INDIAN, CHINESE MILITARY AGREE TO DISENGAGE IN LADAKH BORDER DISPUTE
Indian and Chinese military commanders have agreed to disengage troops from a heavily disputed stretch of their border where a clash last week left 20 Indian soldiers dead, an Indian government source said on Tuesday.
China’s foreign ministry also said that China and India have agreed to take measures to ease tensions along a disputed stretch of their border.
China has not disclosed how many casualties it suffered, though an Indian minister has said around 40 Chinese soldiers may have been killed.
However, Chinese foreign ministry spokesman Zhao Lijian also described recent media reports of 40 Chinese casualties in the conflict as “fake news”.
Indian and Chinese military commanders had met on Monday against the backdrop of public mood hardening in India for a military and economic riposte following the worst clash in more than five decades.
Senior military officials from both sides met for several hours on Monday in an attempt to reduce tensions in the Ladakh region in the western Himalayas.
“Modalities for disengagement from all friction areas in Eastern Ladakh were discussed and will be taken forward by both the sides,” the source said.
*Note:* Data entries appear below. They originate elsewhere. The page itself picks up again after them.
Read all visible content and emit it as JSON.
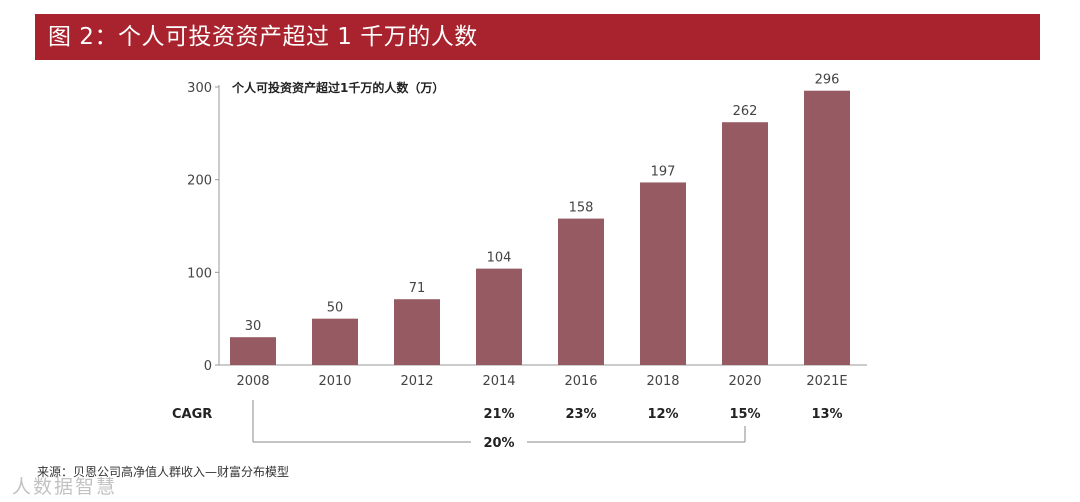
{
  "header": {
    "title": "图 2：个人可投资资产超过 1 千万的人数"
  },
  "chart_data": {
    "type": "bar",
    "title": "个人可投资资产超过1千万的人数（万）",
    "categories": [
      "2008",
      "2010",
      "2012",
      "2014",
      "2016",
      "2018",
      "2020",
      "2021E"
    ],
    "values": [
      30,
      50,
      71,
      104,
      158,
      197,
      262,
      296
    ],
    "data_labels": [
      "30",
      "50",
      "71",
      "104",
      "158",
      "197",
      "262",
      "296"
    ],
    "ylim": [
      0,
      300
    ],
    "yticks": [
      0,
      100,
      200,
      300
    ],
    "grid": false,
    "bar_color": "#965a62",
    "cagr": {
      "label": "CAGR",
      "values": [
        "",
        "",
        "",
        "21%",
        "23%",
        "12%",
        "15%",
        "13%"
      ],
      "span_label": "20%",
      "span_from": "2008",
      "span_to": "2020"
    }
  },
  "footer": {
    "source": "来源：贝恩公司高净值人群收入—财富分布模型",
    "watermark": "人数据智慧"
  }
}
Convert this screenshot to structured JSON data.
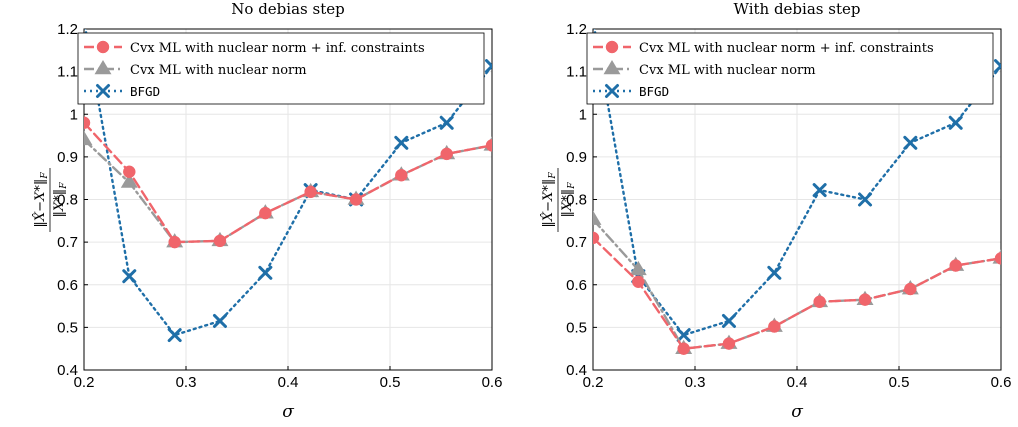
{
  "chart_data": [
    {
      "type": "line",
      "title": "No debias step",
      "xlabel": "σ",
      "ylabel": "‖X̂−X*‖F / ‖X*‖F",
      "xlim": [
        0.2,
        0.6
      ],
      "ylim": [
        0.4,
        1.2
      ],
      "xticks": [
        "0.2",
        "0.3",
        "0.4",
        "0.5",
        "0.6"
      ],
      "yticks": [
        "0.4",
        "0.5",
        "0.6",
        "0.7",
        "0.8",
        "0.9",
        "1",
        "1.2"
      ],
      "grid": true,
      "legend_position": "top-right",
      "x": [
        0.2,
        0.2444,
        0.2889,
        0.3333,
        0.3778,
        0.4222,
        0.4667,
        0.5111,
        0.5556,
        0.6
      ],
      "series": [
        {
          "name": "Cvx ML with nuclear norm + inf. constraints",
          "color": "#f0656b",
          "marker": "circle",
          "dash": "dashed",
          "values": [
            0.98,
            0.865,
            0.7,
            0.703,
            0.768,
            0.818,
            0.8,
            0.857,
            0.907,
            0.927
          ]
        },
        {
          "name": "Cvx ML with nuclear norm",
          "color": "#9a9a9a",
          "marker": "triangle",
          "dash": "dashdot",
          "values": [
            0.94,
            0.84,
            0.7,
            0.703,
            0.768,
            0.818,
            0.8,
            0.857,
            0.907,
            0.927
          ]
        },
        {
          "name": "BFGD",
          "color": "#1f6fa8",
          "marker": "x",
          "dash": "dotted",
          "values": [
            1.22,
            0.62,
            0.482,
            0.515,
            0.628,
            0.822,
            0.8,
            0.933,
            0.98,
            1.113
          ]
        }
      ]
    },
    {
      "type": "line",
      "title": "With debias step",
      "xlabel": "σ",
      "ylabel": "‖X̂−X*‖F / ‖X*‖F",
      "xlim": [
        0.2,
        0.6
      ],
      "ylim": [
        0.4,
        1.2
      ],
      "xticks": [
        "0.2",
        "0.3",
        "0.4",
        "0.5",
        "0.6"
      ],
      "yticks": [
        "0.4",
        "0.5",
        "0.6",
        "0.7",
        "0.8",
        "0.9",
        "1",
        "1.2"
      ],
      "grid": true,
      "legend_position": "top-right",
      "x": [
        0.2,
        0.2444,
        0.2889,
        0.3333,
        0.3778,
        0.4222,
        0.4667,
        0.5111,
        0.5556,
        0.6
      ],
      "series": [
        {
          "name": "Cvx ML with nuclear norm + inf. constraints",
          "color": "#f0656b",
          "marker": "circle",
          "dash": "dashed",
          "values": [
            0.71,
            0.607,
            0.45,
            0.462,
            0.502,
            0.56,
            0.565,
            0.59,
            0.645,
            0.662
          ]
        },
        {
          "name": "Cvx ML with nuclear norm",
          "color": "#9a9a9a",
          "marker": "triangle",
          "dash": "dashdot",
          "values": [
            0.753,
            0.635,
            0.45,
            0.462,
            0.502,
            0.56,
            0.565,
            0.59,
            0.645,
            0.662
          ]
        },
        {
          "name": "BFGD",
          "color": "#1f6fa8",
          "marker": "x",
          "dash": "dotted",
          "values": [
            1.22,
            0.62,
            0.482,
            0.515,
            0.628,
            0.822,
            0.8,
            0.933,
            0.98,
            1.113
          ]
        }
      ]
    }
  ],
  "ytick_extra": "1.1"
}
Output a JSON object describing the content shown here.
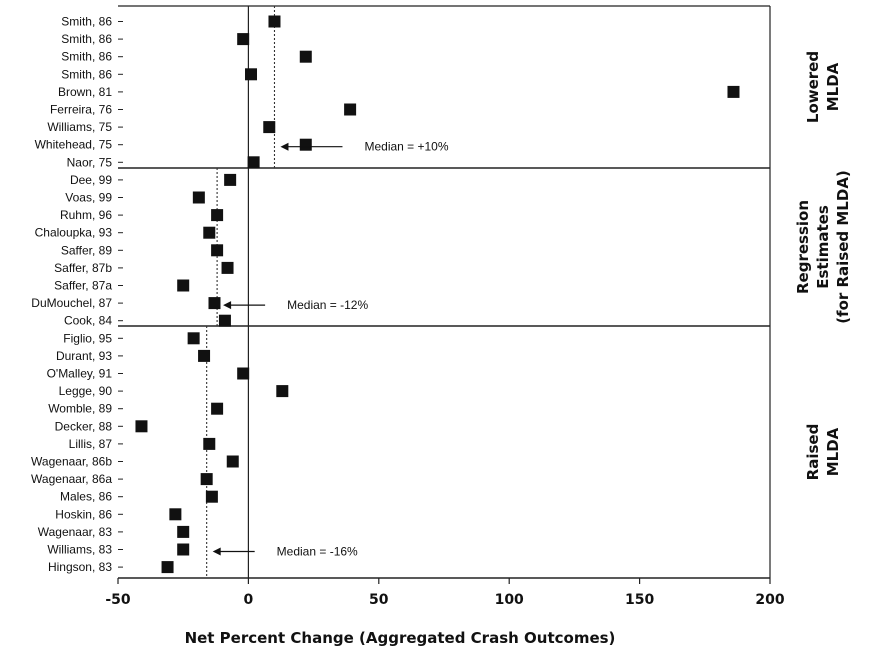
{
  "chart_data": {
    "type": "scatter",
    "xlabel": "Net Percent Change (Aggregated Crash Outcomes)",
    "xlim": [
      -50,
      200
    ],
    "xticks": [
      "-50",
      "0",
      "50",
      "100",
      "150",
      "200"
    ],
    "xtick_values": [
      -50,
      0,
      50,
      100,
      150,
      200
    ],
    "panels": [
      {
        "label_lines": [
          "Lowered",
          "MLDA"
        ],
        "median": 10,
        "median_label": "Median = +10%",
        "studies": [
          {
            "name": "Smith, 86",
            "value": 10
          },
          {
            "name": "Smith, 86",
            "value": -2
          },
          {
            "name": "Smith, 86",
            "value": 22
          },
          {
            "name": "Smith, 86",
            "value": 1
          },
          {
            "name": "Brown, 81",
            "value": 186
          },
          {
            "name": "Ferreira, 76",
            "value": 39
          },
          {
            "name": "Williams, 75",
            "value": 8
          },
          {
            "name": "Whitehead, 75",
            "value": 22
          },
          {
            "name": "Naor, 75",
            "value": 2
          }
        ]
      },
      {
        "label_lines": [
          "Regression",
          "Estimates",
          "(for Raised MLDA)"
        ],
        "median": -12,
        "median_label": "Median = -12%",
        "studies": [
          {
            "name": "Dee, 99",
            "value": -7
          },
          {
            "name": "Voas, 99",
            "value": -19
          },
          {
            "name": "Ruhm, 96",
            "value": -12
          },
          {
            "name": "Chaloupka, 93",
            "value": -15
          },
          {
            "name": "Saffer, 89",
            "value": -12
          },
          {
            "name": "Saffer, 87b",
            "value": -8
          },
          {
            "name": "Saffer, 87a",
            "value": -25
          },
          {
            "name": "DuMouchel, 87",
            "value": -13
          },
          {
            "name": "Cook, 84",
            "value": -9
          }
        ]
      },
      {
        "label_lines": [
          "Raised",
          "MLDA"
        ],
        "median": -16,
        "median_label": "Median = -16%",
        "studies": [
          {
            "name": "Figlio, 95",
            "value": -21
          },
          {
            "name": "Durant, 93",
            "value": -17
          },
          {
            "name": "O'Malley, 91",
            "value": -2
          },
          {
            "name": "Legge, 90",
            "value": 13
          },
          {
            "name": "Womble, 89",
            "value": -12
          },
          {
            "name": "Decker, 88",
            "value": -41
          },
          {
            "name": "Lillis, 87",
            "value": -15
          },
          {
            "name": "Wagenaar, 86b",
            "value": -6
          },
          {
            "name": "Wagenaar, 86a",
            "value": -16
          },
          {
            "name": "Males, 86",
            "value": -14
          },
          {
            "name": "Hoskin, 86",
            "value": -28
          },
          {
            "name": "Wagenaar, 83",
            "value": -25
          },
          {
            "name": "Williams, 83",
            "value": -25
          },
          {
            "name": "Hingson, 83",
            "value": -31
          }
        ]
      }
    ]
  }
}
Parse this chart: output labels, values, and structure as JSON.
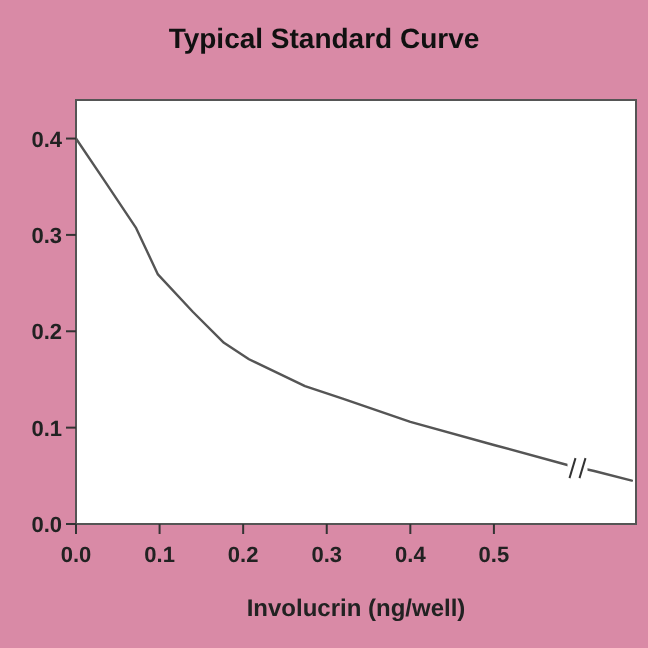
{
  "chart_data": {
    "type": "line",
    "title": "Typical Standard Curve",
    "xlabel": "Involucrin (ng/well)",
    "x": [
      0,
      0.035,
      0.072,
      0.098,
      0.14,
      0.177,
      0.207,
      0.274,
      0.319,
      0.4,
      0.5,
      0.589,
      0.62,
      0.665
    ],
    "series": [
      {
        "color": "#555555",
        "values": [
          0.4,
          0.355,
          0.307,
          0.259,
          0.22,
          0.188,
          0.171,
          0.143,
          0.13,
          0.106,
          0.082,
          0.061,
          0.055,
          0.045
        ]
      }
    ],
    "xlim": [
      0,
      0.67
    ],
    "ylim": [
      0,
      0.44
    ],
    "xticks": [
      {
        "value": 0,
        "label": "0.0"
      },
      0.1,
      0.2,
      0.3,
      0.4,
      0.5
    ],
    "yticks": [
      {
        "value": 0,
        "label": "0.0"
      },
      0.1,
      0.2,
      0.3,
      0.4
    ],
    "grid": false,
    "marker": "none",
    "line_style": "solid"
  }
}
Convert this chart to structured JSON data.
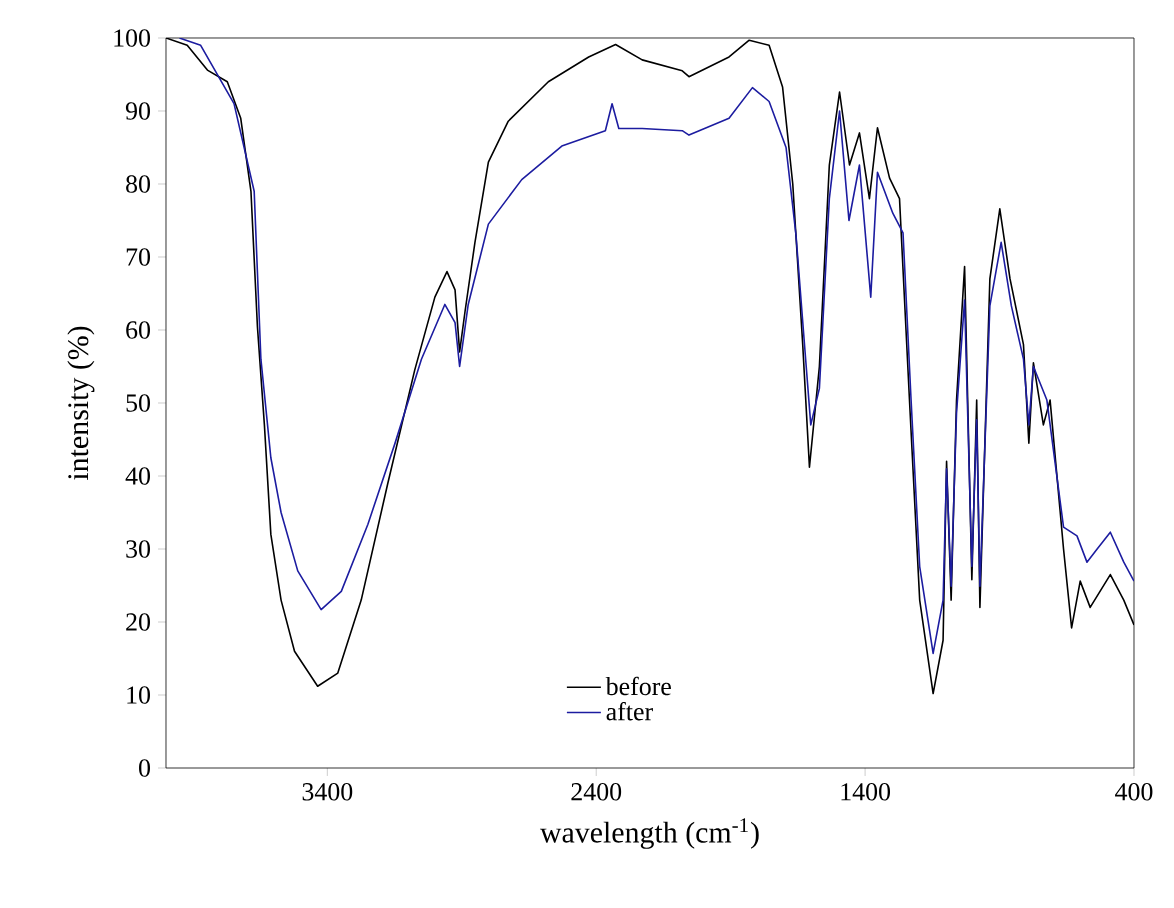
{
  "chart_data": {
    "type": "line",
    "xlabel": "wavelength (cm$^{-1}$)",
    "ylabel": "intensity (%)",
    "xlim": [
      4000,
      400
    ],
    "ylim": [
      0,
      100
    ],
    "xticks": [
      3400,
      2400,
      1400,
      400
    ],
    "yticks": [
      0,
      10,
      20,
      30,
      40,
      50,
      60,
      70,
      80,
      90,
      100
    ],
    "grid": false,
    "legend": "bottom",
    "marker": "none",
    "line_style": "solid",
    "series": [
      {
        "name": "before",
        "color": "#000000",
        "x": [
          4000,
          3921,
          3846,
          3772,
          3722,
          3684,
          3660,
          3634,
          3610,
          3572,
          3522,
          3436,
          3361,
          3274,
          3175,
          3075,
          3000,
          2955,
          2925,
          2908,
          2888,
          2851,
          2801,
          2727,
          2578,
          2428,
          2328,
          2229,
          2080,
          2055,
          1906,
          1831,
          1757,
          1707,
          1669,
          1632,
          1607,
          1570,
          1533,
          1495,
          1458,
          1421,
          1384,
          1354,
          1309,
          1272,
          1235,
          1197,
          1147,
          1110,
          1097,
          1080,
          1060,
          1030,
          1003,
          985,
          973,
          936,
          899,
          861,
          811,
          791,
          774,
          737,
          712,
          662,
          632,
          600,
          563,
          488,
          438,
          400
        ],
        "values": [
          100,
          99,
          95.6,
          94,
          89,
          79,
          60.5,
          47,
          32,
          23,
          16,
          11.2,
          13,
          23,
          39,
          54.5,
          64.5,
          68,
          65.5,
          57,
          62.5,
          72,
          83,
          88.6,
          94,
          97.4,
          99.1,
          97,
          95.5,
          94.7,
          97.4,
          99.7,
          99,
          93.3,
          80,
          58,
          41.2,
          55,
          82.6,
          92.6,
          82.6,
          87,
          78,
          87.7,
          80.8,
          78,
          50.4,
          23,
          10.2,
          17.5,
          42,
          23,
          50.4,
          68.7,
          25.8,
          50.4,
          22,
          67,
          76.6,
          67,
          58,
          44.5,
          55.5,
          47,
          50.4,
          30,
          19.2,
          25.6,
          22,
          26.5,
          23,
          19.6
        ]
      },
      {
        "name": "after",
        "color": "#1c1ca0",
        "x": [
          3950,
          3871,
          3747,
          3672,
          3647,
          3610,
          3572,
          3510,
          3423,
          3348,
          3249,
          3149,
          3050,
          2963,
          2925,
          2908,
          2876,
          2801,
          2677,
          2528,
          2366,
          2341,
          2316,
          2229,
          2080,
          2055,
          1906,
          1819,
          1757,
          1694,
          1657,
          1619,
          1602,
          1570,
          1533,
          1495,
          1460,
          1421,
          1379,
          1354,
          1297,
          1259,
          1229,
          1197,
          1147,
          1110,
          1097,
          1080,
          1060,
          1030,
          1003,
          985,
          973,
          936,
          894,
          856,
          811,
          791,
          774,
          724,
          662,
          612,
          575,
          537,
          488,
          438,
          400
        ],
        "values": [
          100,
          99,
          91,
          79,
          56,
          42.5,
          35,
          27,
          21.7,
          24.2,
          33.4,
          44.4,
          56,
          63.5,
          61,
          55,
          63.5,
          74.5,
          80.6,
          85.2,
          87.3,
          91,
          87.6,
          87.6,
          87.3,
          86.7,
          89,
          93.2,
          91.3,
          85,
          73,
          55,
          47,
          52,
          78,
          90,
          75,
          82.6,
          64.5,
          81.6,
          76,
          73.3,
          50.4,
          27.6,
          15.7,
          23,
          41,
          24.9,
          48.6,
          64.1,
          27.6,
          47.7,
          24.9,
          63.3,
          72,
          63.3,
          56,
          47,
          55,
          50.4,
          33,
          31.8,
          28.2,
          30,
          32.3,
          28.2,
          25.6
        ]
      }
    ]
  }
}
According to an Indian government source, the Indian side pushed for China to withdraw its troops back to where they were in April.
China, in previous rounds of talks, had asked India to stop all construction work in what it says is Chinese territory.
‘Calls for boycott’
Major Indian traders called for a boycott of Chinese goods and the state of Maharashtra, home to India’s financial capital of Mumbai, put three initial investment proposals from Chinese companies worth 50 billion rupees ($658 million) on hold, just days after signing the agreements.
Many in India have called for Prime Minister Narendra Modi’s nationalist government to show it will not be bullied, remembering their country’s humiliation in a brief border war against China in 1962.
Members of an Indian traders’ body made a bonfire of Chinese goods at a market in New Delhi, pushing for a nationwide boycott of products made in China.
The Confederation of All India Traders (CAIT), which represents some 70 million traders, has asked federal and state governments to support a boycott of Chinese goods and cancel government contracts awarded to Chinese companies.
“The entire nation is filled with extreme anger and intensity to give a strong befitting response to China not only militarily but also economically,” CAIT National General Secretary Praveen Khandelwal wrote in a letter to chief ministers of some Indian states.
In prosperous Maharashtra, the government said it was putting three investment plans, including from Great Wall Motor Co, on hold.
“In the current environment we will wait for the federal government to announce a clear policy regarding these projects,” industries minister Subhash Desai said.
China is India’s second-biggest trading partner, with bilateral trade worth $87 billion in the fiscal year ending March 2019, and a trade deficit of $53.57 billion in China’s favour, the widest India has with any country.